We can conclude then that intake of _________ in moderation implies: in a reasonable quantity (?) and does not cause any issues due to said exposure.
So, for our purposes, moderation = frequency of exposure to a factor that does not result in any acute adverse side effects.
Which begs the question - what is this "reasonable" frequency exactly? Does it vary depending on the individual or the item in question? The answer is a resounding YES. Moderate frequency could be any of the following:
- once a day
- once a week
- once a month
- once a year
- once in 10 years
Exposing yourself to something 1x/10 years may seem extreme, but again, that depends on the circumstance in question.
BUT " I BELIEVE IN (insert: eating/doing) EVERYTHING IN MODERATION"...
Those of us who express this thought do so with purely good intentions, thinking that "doing things in moderation" will allow us to stick to habits and effect change, however they are missing a big part of the picture. This sentence generally implies a belief that doing/eating a little bit of everything on a regular basis will have no adverse effect. The issue here lies in the "I", "everything", and "regular basis" parts of the equation. The use of "I" denotes personalization, however how can one personalize such a generalization?
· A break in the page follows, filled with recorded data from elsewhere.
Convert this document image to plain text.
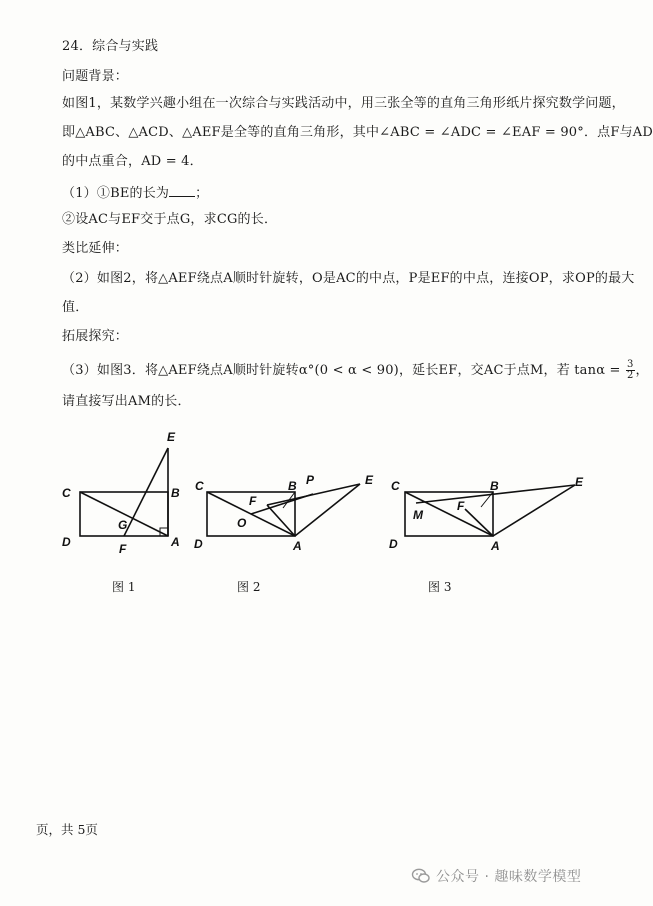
24．综合与实践
问题背景：
如图1，某数学兴趣小组在一次综合与实践活动中，用三张全等的直角三角形纸片探究数学问题，
即△ABC、△ACD、△AEF是全等的直角三角形，其中∠ABC = ∠ADC = ∠EAF = 90°．点F与AD
的中点重合，AD = 4．
（1）①BE的长为 ；
②设AC与EF交于点G，求CG的长．
类比延伸：
（2）如图2，将△AEF绕点A顺时针旋转，O是AC的中点，P是EF的中点，连接OP，求OP的最大
值．
拓展探究：
（3）如图3．将△AEF绕点A顺时针旋转α°(0 < α < 90)，延长EF，交AC于点M，若 $\tan\alpha = \frac{3}{2}$ ，
请直接写出AM的长．
C	B
D	A
E
F
G
C	B
D	A
E
F
O
P	C	B
D	A
E
F
M
图 1	图 2	图 3
页，共 5页
公众号 · 趣味数学模型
Moderation should rather be catered to:
(a) a specific issue/topic
(b) a specific individual
(c) over a specific period of time.
If you have knee pain upon running, and go for a run once in a while (let's say once a week), and get knee pain following or during the run - that is NOT moderation, that is an extreme.
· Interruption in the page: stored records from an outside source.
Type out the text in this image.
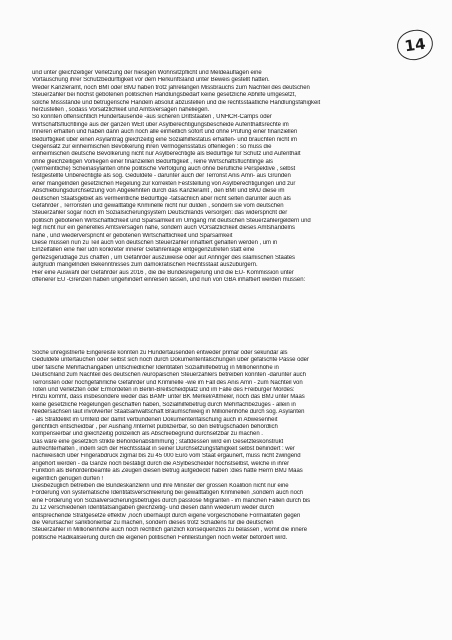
14
und unter gleichzeitiger Verletzung der hiesigen Wohnsitzpflicht und Meldeauflagen eine
Vortäuschung ihrer Schutzbedürftigkeit vor dem Herkunftsland unter Beweis gestellt hatten.
Weder Kanzleramt, noch BMI oder BMJ haben trotz jahrelangen Missbrauchs zum Nachteil des deutschen
Steuerzahler bei höchst gebotenen politischen Handlungsbedarf keine gesetzliche Abhilfe umgesetzt,
solche Missstände und betrügerische Handeln absolut abzustellen und die rechtsstaatliche Handlungsfähigkeit
herzustellen , sodass Vorsatzlichkeit und Amtsversagen naheliegen.
So konnten offensichtlich Hundertausende -aus sicheren Drittstaaten , UNHCR-Camps oder
Wirtschaftsflüchtlinge aus der ganzen WElt über Asylberechtigungsbescheide Aufenthaltsrechte im
Inneren erhalten und haben dann auch noch alle einheitlich sofort und ohne Prüfung einer finanziellen
Bedürftigkeit über einen Asylantrag gleichzeitig eine Sozialhilfestatus erhalten- und brauchten nicht im
Gegensatz zur einheimischen Bevölkerung ihren Vermögensstatus offenlegen : so muss die
einheimischen deutsche Bevölkerung nicht nur Asylberechtigte als Bedürftige für Schutz und Aufenthalt
ohne gleichzeitigen Vorliegen einer finanziellen Bedürftigkeit , reine Wirtschaftsflüchtlinge als
(vermeintliche) Scheinasylanten ohne politische Verfolgung auch ohne berufliche Perspektive , selbst
festgestellte Unberechtigte als sog. Geduldete - darunter auch der Terrorist Anis Amri- aus Gründen
einer mangelnden gesetzlichen Regelung zur korrekten Feststellung von Asylberechtigungen und zur
Abschiebungsdurchsetzung von Abgelehnten durch das Kanzleramt , den BMI und BMJ diese im
deutschen Staatsgebiet als vermeintliche Bedürftige -tatsächlich aber nicht selten darunter auch als
Gefährder , Terroristen und gewalttätige Kriminelle nicht nur dulden , sondern sie vom deutschen
Steuerzahler sogar noch im Sozialsicherungsystem Deutschlands versorgen: das widerspricht der
politisch gebotenen Wirtschaftlichkeit und Sparsamkeit im Umgang mit deutschen Steuerzahlergeldern und
legt nicht nur ein generelles Amtsversagen nahe, sondern auch VOrsätzlichkeit dieses Amtshandelns
nahe , und wiederverspricht er gebotenen Wirtschaftlichkeit und Sparsamkeit
Diese müssen nun zu Teil auch von deutschen Steuerzahler inhaftiert gehalten werden , um in
Einzelfällen eine hier udn konkreter innerer Gefährenlage entgegenzutreten statt eine
gertezsgerudlage zus chaffen , um Gefährder auszuweise oder auf Anhnger des islamischen Staates
aufgrudn mangelnden Bekenntnisses zum damokratischen Rechtsstaat auszubürgern.
Hier eine Auswahl der Gefährder aus 2016 , die die Bundesregierung und die EU- Kommission unter
offenerer EU -Grenzen haben ungehindert einreisen lassen, und nun von GBA inhaftiert werden müssen:
Soche unregistrierte Eingereiste konnten zu Hundertausenden entweder primär oder sekundär als
Geduldete untertauchen oder selbst sich noch durch Dokumentenfälschungen über gefälschte Pässe oder
über falsche Mehrfachangaben untschiedlicher Identitäten Sozialhilfebetrug in Millionenhöhe in
Deutschland zum Nachteil des deutschen /europäischen Steuerzahlers betreiben konnten -darunter auch
Terroristen oder hochgefährliche Gefährder und Kriminelle -wie im Fall des Anis Amri - zum Nachteil von
Toten und Verletzten oder Ermordeten in Berlin-Breitscheidplatz und im Falle des Freiburger Mordes:
Hinzu kommt, dass insbesondere weder das BAMF unter BK Merkel/Altmeier, noch das BMJ unter Maas
keine gesetzliche Regelungen geschaffen haben, Sozialhilfebetrug durch Mehrfachbezuges - allein in
Niedersachsen laut involvierter Staatsanwaltschaft Braumschweig in Millionenhöhe durch sog. Asylanten
- als Strafdelikt im Umfeld der damit verbundenen Dokumentenfälschung auch in Abwesenheit
gerichtlich entscheidbar , per Aushang /Internet publizierbar, so den Betrugschaden behördlich
kompensierbar und gleichzeitig polizeilich als Abschiebegrund durchsetzbar zu machen .
Das wäre eine gesetzlich strikte Behördenabstimmung ; stattdessen wird ein Gesetzteskonstrukt
aufrechterhalten , indem sich der Rechtsstaat in seiner Durchsetzungsfähigkeit selbst behindert : wer
nachweislich über Fingerabdruck zigmal bis zu 45 000 Euro vom Staat ergaunert, muss nicht zwingend
angehört werden - da Ganze noch bestätigt durch die ASylbescheider höchstselbst, welche in ihrer
Funktion als Behördenbeamte als Zeugen diesen Betrug aufgedeckt haben :dies hätte Herrn BMJ Maas
eigentlich genügen dürfen !
Diesbezüglich betreiben die Bundeskanzlerin und ihre Minister der grossen Koalition nicht nur eine
Förderung von systematische Identitätsverschleierung bei gewalttätigen Kriminellen ,sondern auch noch
eine Förderung von Sozialversicherungsbetruges durch passlose Migranten - im manchen Fällen durch bis
zu 12 verschiedenen Identitätsangaben gleichzeitig- und diesen dann wiederum weder durch
entsprechende Strafgesetze effektiv ,noch überhaupt durch eigene vorgeschobene Formalitäten gegen
die Verursacher sanktionierbar zu machen, sondern dieses trotz Schadens für die deutschen
Steuerzahler in Millionenhöhe auch noch rechtlich gänzlich konsequenzlos zu belassen , womit die innere
politische Radikalisierung durch die eigenen politischen Fehlleistungen noch weiter befördert wird.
If you drink diet pop with aspartame (let's say several times a week) and it causes GI distress, inflammation, and fatigue - that is NOT moderation, that is an extreme.
If my dog Phil eats too many apples daily (he has an apple obsession), but have no adverse immune or digestive consequences other than some weight gain, then eating an apple every other day or on the weekend is fine - that IS moderation.
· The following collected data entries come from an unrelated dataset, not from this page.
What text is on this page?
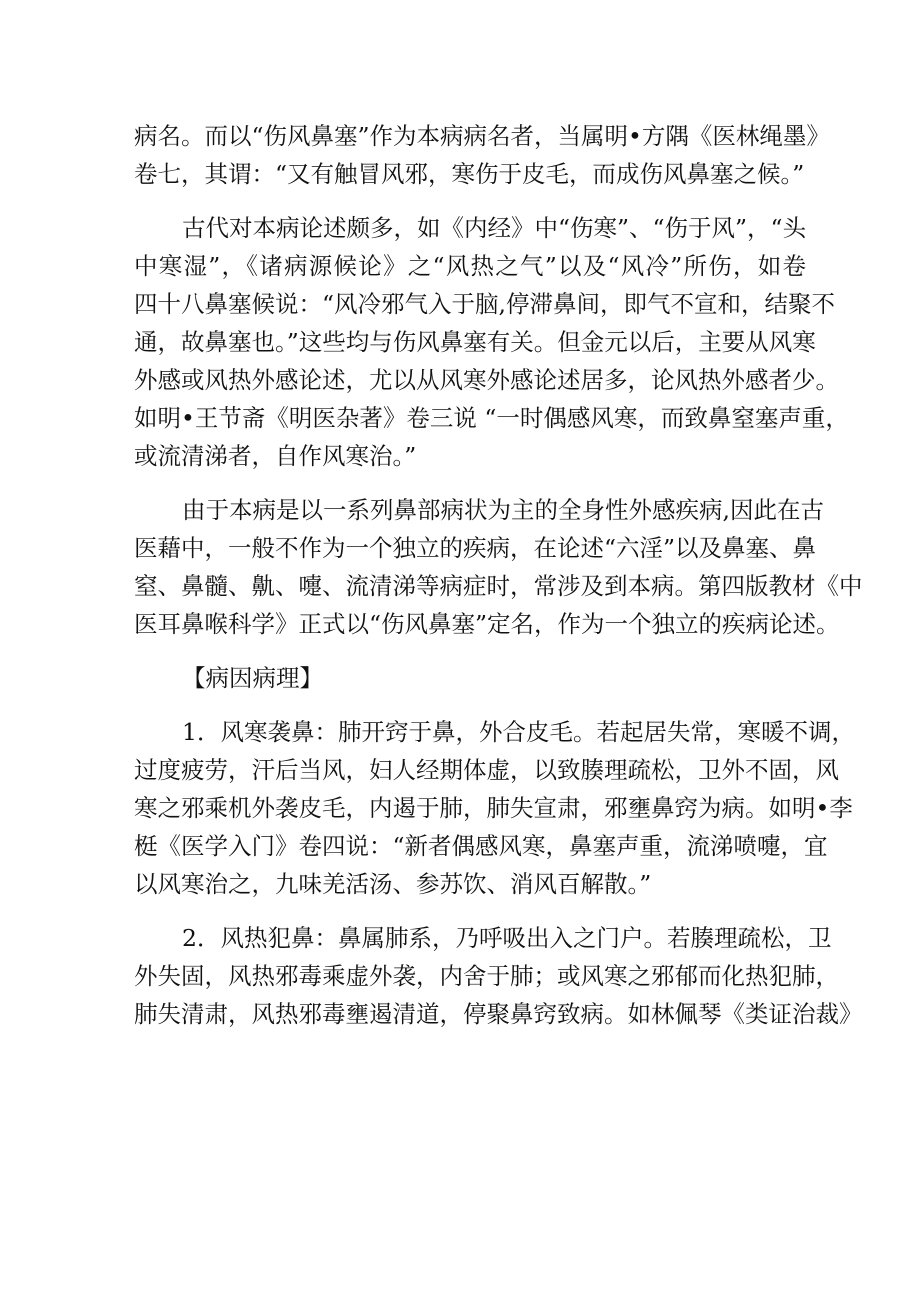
病名。而以“伤风鼻塞”作为本病病名者，当属明•方隅《医林绳墨》
卷七，其谓：“又有触冒风邪，寒伤于皮毛，而成伤风鼻塞之候。”
古代对本病论述颇多，如《内经》中“伤寒”、“伤于风”，“头
中寒湿”，《诸病源候论》之“风热之气”以及“风冷”所伤，如卷
四十八鼻塞候说：“风冷邪气入于脑,停滞鼻间，即气不宣和，结聚不
通，故鼻塞也。”这些均与伤风鼻塞有关。但金元以后，主要从风寒
外感或风热外感论述，尤以从风寒外感论述居多，论风热外感者少。
如明•王节斋《明医杂著》卷三说 “一时偶感风寒，而致鼻窒塞声重，
或流清涕者，自作风寒治。”
由于本病是以一系列鼻部病状为主的全身性外感疾病,因此在古
医藉中，一般不作为一个独立的疾病，在论述“六淫”以及鼻塞、鼻
窒、鼻髓、鼽、嚏、流清涕等病症时，常涉及到本病。第四版教材《中
医耳鼻喉科学》正式以“伤风鼻塞”定名，作为一个独立的疾病论述。
【病因病理】
1．风寒袭鼻：肺开窍于鼻，外合皮毛。若起居失常，寒暖不调，
过度疲劳，汗后当风，妇人经期体虚，以致腠理疏松，卫外不固，风
寒之邪乘机外袭皮毛，内遏于肺，肺失宣肃，邪壅鼻窍为病。如明•李
梃《医学入门》卷四说：“新者偶感风寒，鼻塞声重，流涕喷嚏，宜
以风寒治之，九味羌活汤、参苏饮、消风百解散。”
2．风热犯鼻：鼻属肺系，乃呼吸出入之门户。若腠理疏松，卫
外失固，风热邪毒乘虚外袭，内舍于肺；或风寒之邪郁而化热犯肺，
肺失清肃，风热邪毒壅遏清道，停聚鼻窍致病。如林佩琴《类证治裁》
Eating chicken even 1x/10 years for him, on the other hand, is not even long enough as he is severely allergic. Again, the frequency depends on the circumstance.
So let's not generalize the inherently specific, please!
ENTER THE SAID PRINCIPLE...
One of the biggest issues with repeating habits resulting in a negative physiological or psychological state regularly is that your brain adapts. In other words, while we think we are being reasonable, we are actually training ourselves to efficiently illicit a negative response to the stimulus in question. That's not such a good thing.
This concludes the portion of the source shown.